I heard something on EWTN recently- an old program of Mother Angelica's, called "Mornings With Mother" (which my Catholic radio station plays in the evening for some reason)... :)
Anyway, I had gotten off work & tuned in just as she was telling someone that "practicing virtue isn't hypocritical". That is, when I feel angry inside but put on a happy face because I am mindful of my need for God & truly desire to change how I feel, that's ok. That's practicing virtue. If I feel angry inside & put on a happy face without acknowledging my need for God or the desire to change, that's hypocritical.

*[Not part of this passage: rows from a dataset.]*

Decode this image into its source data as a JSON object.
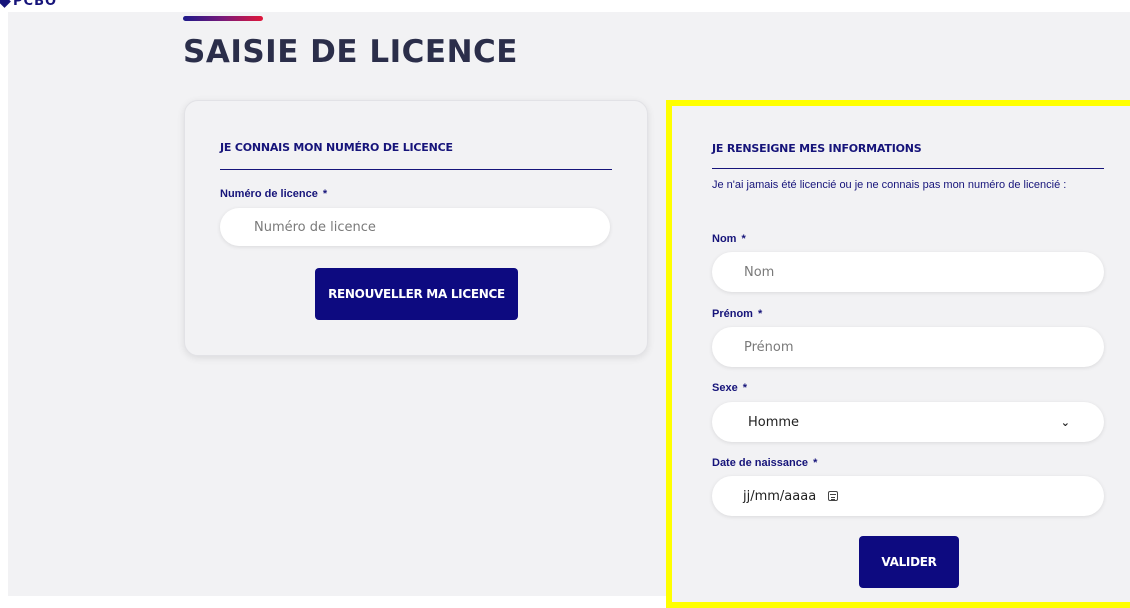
{
  "logo": {
    "text": "PCBO"
  },
  "page": {
    "title": "SAISIE DE LICENCE"
  },
  "license_card": {
    "heading": "JE CONNAIS MON NUMÉRO DE LICENCE",
    "label": "Numéro de licence",
    "required_mark": "*",
    "placeholder": "Numéro de licence",
    "button": "RENOUVELLER MA LICENCE"
  },
  "info_card": {
    "heading": "JE RENSEIGNE MES INFORMATIONS",
    "intro": "Je n'ai jamais été licencié ou je ne connais pas mon numéro de licencié :",
    "nom_label": "Nom",
    "nom_placeholder": "Nom",
    "prenom_label": "Prénom",
    "prenom_placeholder": "Prénom",
    "sexe_label": "Sexe",
    "sexe_value": "Homme",
    "dob_label": "Date de naissance",
    "dob_placeholder": "jj/mm/aaaa",
    "required_mark": "*",
    "button": "VALIDER"
  },
  "colors": {
    "primary": "#0d0a80",
    "label": "#16147a",
    "title": "#2b2e4a",
    "highlight": "#ffff00",
    "background": "#f2f2f4"
  },
  "icons": [
    "map-pin-logo-icon",
    "chevron-down-icon",
    "calendar-icon"
  ]
}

It was a small relief to hear, as I had been regularly fighting to be kind in a situation that usually sends me reeling...
I was reminded that life is primarily about becoming oriented to the realization of what really lurks inside of me. I desire to be kind at times, but I also desire to rage & have my own way. I desire to love at times, but I also desire to hate. This is what really lies inside of me, and I am learning to acknowledge that truth without parading out the negatives for all to see.

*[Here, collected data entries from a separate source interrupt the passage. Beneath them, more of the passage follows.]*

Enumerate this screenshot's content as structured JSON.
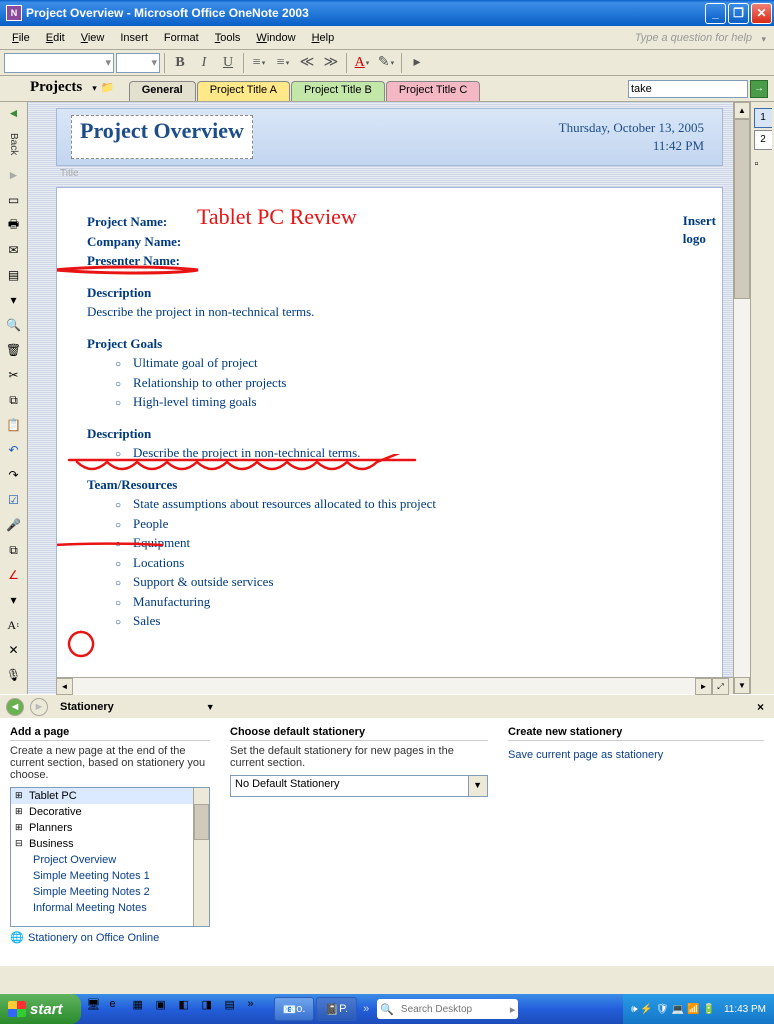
{
  "window": {
    "title": "Project Overview - Microsoft Office OneNote 2003"
  },
  "menu": {
    "file": "File",
    "edit": "Edit",
    "view": "View",
    "insert": "Insert",
    "format": "Format",
    "tools": "Tools",
    "window": "Window",
    "help": "Help",
    "help_placeholder": "Type a question for help"
  },
  "toolbar": {
    "bold": "B",
    "italic": "I",
    "underline": "U"
  },
  "sidebar_back": "Back",
  "section": {
    "name": "Projects"
  },
  "tabs": [
    {
      "label": "General",
      "style": "active"
    },
    {
      "label": "Project Title A",
      "style": "yellow"
    },
    {
      "label": "Project Title B",
      "style": "green"
    },
    {
      "label": "Project Title C",
      "style": "pink"
    }
  ],
  "search": {
    "value": "take"
  },
  "page": {
    "title": "Project Overview",
    "title_placeholder": "Title",
    "date": "Thursday, October 13, 2005",
    "time": "11:42 PM"
  },
  "page_tabs": {
    "p1": "1",
    "p2": "2"
  },
  "content": {
    "project_name_label": "Project Name:",
    "company_name_label": "Company Name:",
    "presenter_name_label": "Presenter Name:",
    "side1": "Insert",
    "side2": "logo",
    "desc_head": "Description",
    "desc_text": "Describe the project in non-technical terms.",
    "goals_head": "Project Goals",
    "goals": [
      "Ultimate goal of project",
      "Relationship to other projects",
      "High-level timing goals"
    ],
    "desc2_head": "Description",
    "desc2_bullet": "Describe the project in non-technical terms.",
    "team_head": "Team/Resources",
    "team": [
      "State assumptions about resources allocated to this project",
      "People",
      "Equipment",
      "Locations",
      "Support & outside services",
      "Manufacturing",
      "Sales"
    ],
    "ink_text": "Tablet PC Review"
  },
  "taskpane": {
    "title": "Stationery",
    "col1_head": "Add a page",
    "col1_desc": "Create a new page at the end of the current section, based on stationery you choose.",
    "categories": {
      "tablet": "Tablet PC",
      "decorative": "Decorative",
      "planners": "Planners",
      "business": "Business"
    },
    "business_items": [
      "Project Overview",
      "Simple Meeting Notes 1",
      "Simple Meeting Notes 2",
      "Informal Meeting Notes"
    ],
    "online_link": "Stationery on Office Online",
    "col2_head": "Choose default stationery",
    "col2_desc": "Set the default stationery for new pages in the current section.",
    "default_sel": "No Default Stationery",
    "col3_head": "Create new stationery",
    "save_link": "Save current page as stationery"
  },
  "taskbar": {
    "start": "start",
    "tasks": {
      "o": "o.",
      "p": "P."
    },
    "search_placeholder": "Search Desktop",
    "clock": "11:43 PM"
  }
}
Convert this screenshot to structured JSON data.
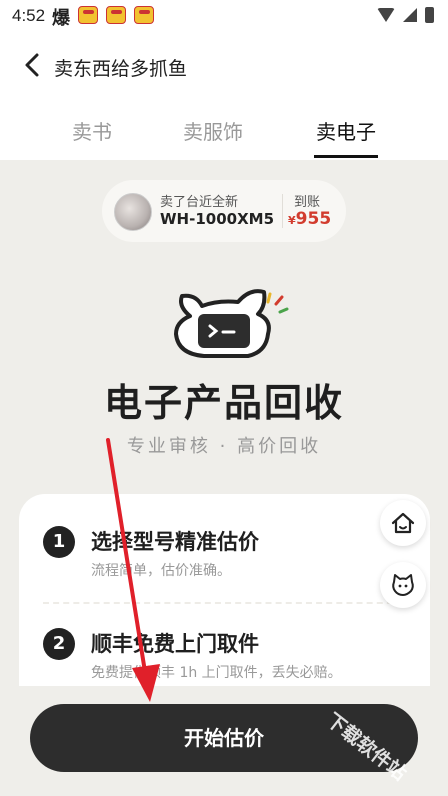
{
  "status": {
    "time": "4:52",
    "extra": "爆"
  },
  "header": {
    "title": "卖东西给多抓鱼"
  },
  "tabs": [
    {
      "label": "卖书",
      "active": false
    },
    {
      "label": "卖服饰",
      "active": false
    },
    {
      "label": "卖电子",
      "active": true
    }
  ],
  "recent_sale": {
    "line1": "卖了台近全新",
    "product": "WH-1000XM5",
    "received_label": "到账",
    "currency": "¥",
    "amount": "955"
  },
  "hero": {
    "headline": "电子产品回收",
    "subline": "专业审核 · 高价回收"
  },
  "steps": [
    {
      "num": "1",
      "title": "选择型号精准估价",
      "desc": "流程简单，估价准确。"
    },
    {
      "num": "2",
      "title": "顺丰免费上门取件",
      "desc": "免费提供顺丰 1h 上门取件，丢失必赔。"
    }
  ],
  "side_buttons": [
    {
      "icon": "home-icon"
    },
    {
      "icon": "cat-service-icon"
    }
  ],
  "cta": {
    "label": "开始估价"
  },
  "watermark": "下载软件站",
  "colors": {
    "accent_price": "#d23c2e",
    "button_dark": "#2d2d2d",
    "annotation_arrow": "#e0202a"
  }
}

Part of becoming oriented to who I am is also discovering who God wants me to be... Indeed, He desires "truth in my inmost parts". It sometimes means acknowledging that lost feeling inside- I am nowhere near where I should be spiritually. Other times, I simply need to pause to make sure I'm on the right track. Becoming oriented most certainly means acknowledging my need for assistance. It involves being still to not only contemplate my options, but to observe both my surroundings & internal disposition before moving forward.

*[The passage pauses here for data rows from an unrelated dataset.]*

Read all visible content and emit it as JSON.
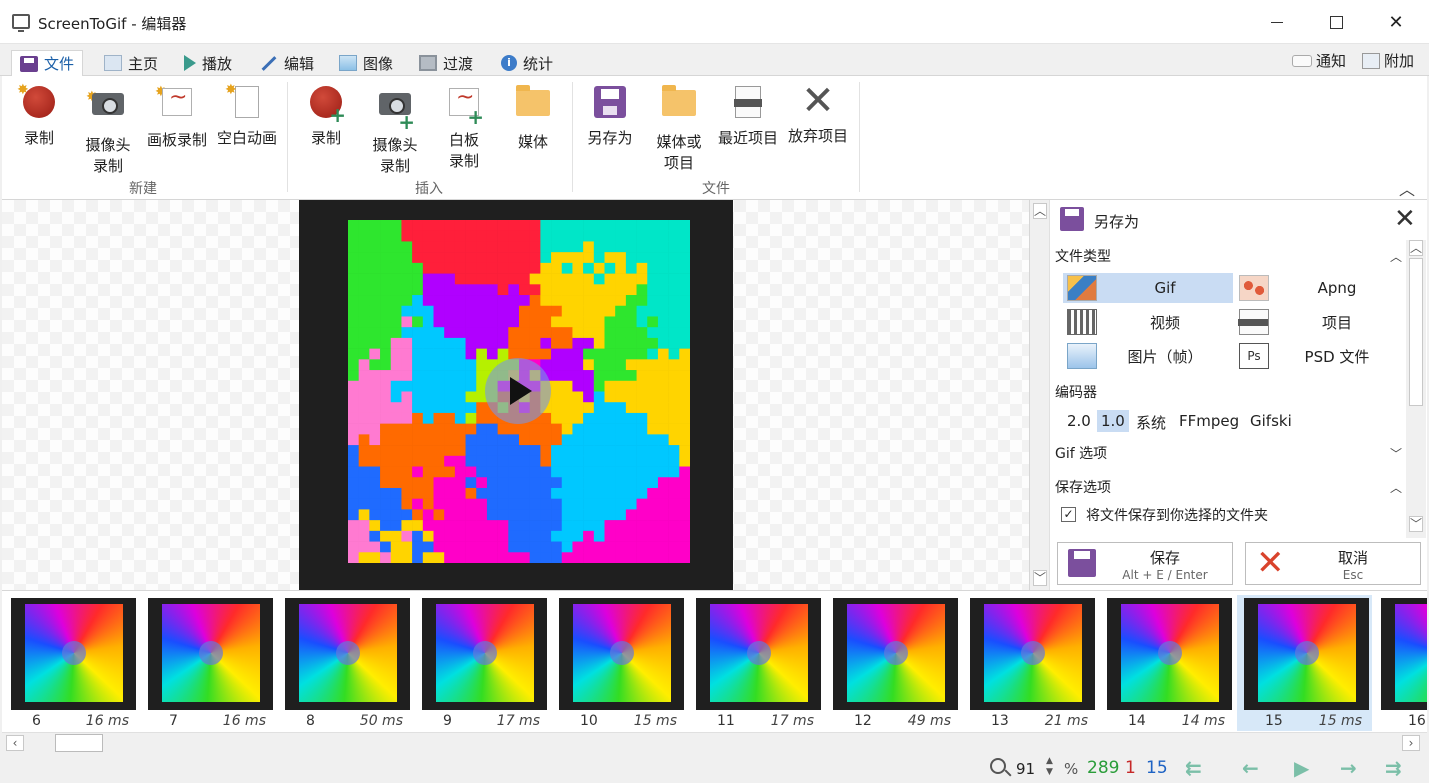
{
  "window": {
    "title": "ScreenToGif - 编辑器"
  },
  "tabs": [
    {
      "label": "文件",
      "icon": "save-icon",
      "active": true
    },
    {
      "label": "主页",
      "icon": "home-icon"
    },
    {
      "label": "播放",
      "icon": "play-icon"
    },
    {
      "label": "编辑",
      "icon": "pen-icon"
    },
    {
      "label": "图像",
      "icon": "image-icon"
    },
    {
      "label": "过渡",
      "icon": "transition-icon"
    },
    {
      "label": "统计",
      "icon": "info-icon"
    }
  ],
  "tabs_right": {
    "notify": "通知",
    "extras": "附加"
  },
  "ribbon": {
    "new_group": {
      "label": "新建",
      "items": [
        {
          "label": "录制"
        },
        {
          "label": "摄像头\n录制"
        },
        {
          "label": "画板录制"
        },
        {
          "label": "空白动画"
        }
      ]
    },
    "insert_group": {
      "label": "插入",
      "items": [
        {
          "label": "录制"
        },
        {
          "label": "摄像头\n录制"
        },
        {
          "label": "白板\n录制"
        },
        {
          "label": "媒体"
        }
      ]
    },
    "file_group": {
      "label": "文件",
      "items": [
        {
          "label": "另存为"
        },
        {
          "label": "媒体或\n项目"
        },
        {
          "label": "最近项目"
        },
        {
          "label": "放弃项目"
        }
      ]
    }
  },
  "save_panel": {
    "title": "另存为",
    "file_type_header": "文件类型",
    "file_types": [
      {
        "label": "Gif",
        "icon": "gif-icon",
        "selected": true
      },
      {
        "label": "Apng",
        "icon": "apng-icon"
      },
      {
        "label": "视频",
        "icon": "video-icon"
      },
      {
        "label": "项目",
        "icon": "project-icon"
      },
      {
        "label": "图片（帧）",
        "icon": "picture-icon"
      },
      {
        "label": "PSD 文件",
        "icon": "psd-icon"
      }
    ],
    "encoder_header": "编码器",
    "encoders": [
      {
        "label": "2.0"
      },
      {
        "label": "1.0",
        "selected": true
      },
      {
        "label": "系统"
      },
      {
        "label": "FFmpeg"
      },
      {
        "label": "Gifski"
      }
    ],
    "gif_options_header": "Gif 选项",
    "save_options_header": "保存选项",
    "save_to_folder": "将文件保存到你选择的文件夹",
    "save_button": {
      "label": "保存",
      "shortcut": "Alt + E / Enter"
    },
    "cancel_button": {
      "label": "取消",
      "shortcut": "Esc"
    }
  },
  "frames": [
    {
      "number": "6",
      "delay": "16 ms"
    },
    {
      "number": "7",
      "delay": "16 ms"
    },
    {
      "number": "8",
      "delay": "50 ms"
    },
    {
      "number": "9",
      "delay": "17 ms"
    },
    {
      "number": "10",
      "delay": "15 ms"
    },
    {
      "number": "11",
      "delay": "17 ms"
    },
    {
      "number": "12",
      "delay": "49 ms"
    },
    {
      "number": "13",
      "delay": "21 ms"
    },
    {
      "number": "14",
      "delay": "14 ms"
    },
    {
      "number": "15",
      "delay": "15 ms",
      "selected": true
    },
    {
      "number": "16",
      "delay": ""
    }
  ],
  "status": {
    "zoom": "91",
    "zoom_unit": "%",
    "total_frames": "289",
    "selected_count": "1",
    "current_frame": "15"
  },
  "colors": {
    "accent": "#1a5fa8",
    "save_purple": "#7b4f9d",
    "total_green": "#2a9d3a",
    "selected_red": "#c62828",
    "current_blue": "#1e63c4",
    "selection_bg": "#c9dcf3"
  }
}
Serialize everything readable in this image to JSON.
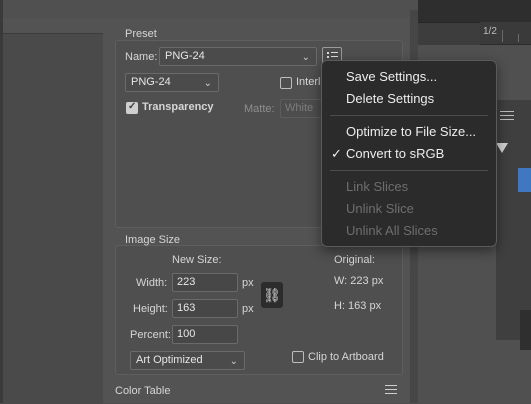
{
  "preset": {
    "section_title": "Preset",
    "name_label": "Name:",
    "name_value": "PNG-24",
    "format_value": "PNG-24",
    "interlaced_label": "Interl",
    "transparency_label": "Transparency",
    "transparency_checked": true,
    "matte_label": "Matte:",
    "matte_value": "White"
  },
  "image_size": {
    "section_title": "Image Size",
    "new_size_label": "New Size:",
    "original_label": "Original:",
    "width_label": "Width:",
    "width_value": "223",
    "height_label": "Height:",
    "height_value": "163",
    "percent_label": "Percent:",
    "percent_value": "100",
    "unit": "px",
    "orig_w": "W:  223 px",
    "orig_h": "H:   163 px",
    "quality_value": "Art Optimized",
    "clip_label": "Clip to Artboard"
  },
  "color_table": {
    "title": "Color Table"
  },
  "app": {
    "ruler_text": "1/2"
  },
  "menu": {
    "items": [
      {
        "label": "Save Settings...",
        "enabled": true
      },
      {
        "label": "Delete Settings",
        "enabled": true
      },
      {
        "label": "Optimize to File Size...",
        "enabled": true
      },
      {
        "label": "Convert to sRGB",
        "enabled": true,
        "checked": true
      },
      {
        "label": "Link Slices",
        "enabled": false
      },
      {
        "label": "Unlink Slice",
        "enabled": false
      },
      {
        "label": "Unlink All Slices",
        "enabled": false
      }
    ]
  }
}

"Lord, I am angry. Help me to be kind & to honour You in spite of that anger. Lord, I feel like I want to hate this person. Please forgive me & help me to love them as You love them." This is what I believe Mother Angelica meant when she spoke of "practicing virtue". As I learn to walk with God, despite the instincts that rage within, I become oriented to be able to discover to who I am & who I am meant to be in light of Who He is.